The tech sector is exhibiting significant top-heaviness and internal divergence, with the ratio of the equal-weighted S&P 500 tech index to its cap-weighted counterpart hitting a 25-year low, as Nvidia, Microsoft, and Apple now comprise nearly two-thirds of the sector's value. This concentration, mirrored across the broader S&P 500, is driven by the AI craze disproportionately benefiting semiconductor stocks while software names struggle, alongside factors like passive investment flows and specific government policy benefits. While this trend raises concerns about market breadth, some strategists view the undervalued software segment as a potential long-term buying opportunity for patient investors.

Analysis

The technology sector is exhibiting an extreme level of concentration, with the ratio of the equal-weighted to capitalization-weighted S&P 500 tech index falling to its lowest point since April 1999. This top-heaviness is underscored by the fact that just three companies—Nvidia (NVDA), Microsoft (MSFT), and Apple (AAPL)—now account for nearly two-thirds of the entire sector's market value.
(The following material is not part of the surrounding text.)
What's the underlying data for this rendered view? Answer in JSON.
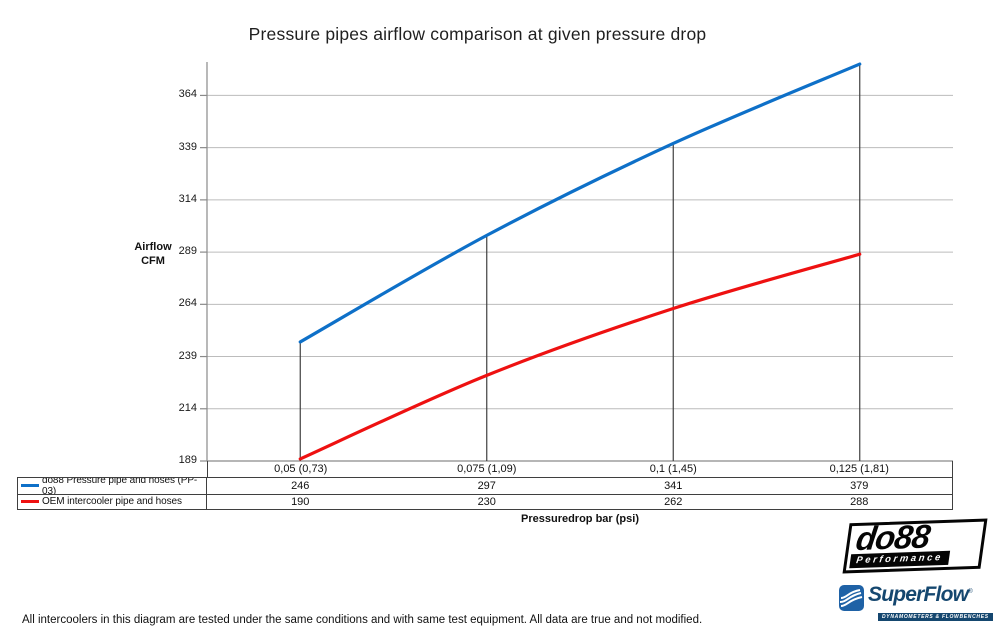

This dynamic is fueled by a stark divergence in performance drivers: a powerful narrative around Artificial Intelligence is channeling capital into semiconductor firms like NVDA and Broadcom (AVGO), while simultaneously creating headwinds for software companies like Adobe (ADBE) and Salesforce (CRM) over fears of AI-driven disruption. The trend is further exacerbated by structural factors, including persistent flows into passive, market-cap-weighted index funds and specific government policies, such as tariff exemptions, that have selectively benefited U.S. chipmakers. While momentum has rewarded investors holding the sector's leaders, the magnitude of this internal split is creating what some strategists see as a potential valuation opportunity in the deeply oversold software segment.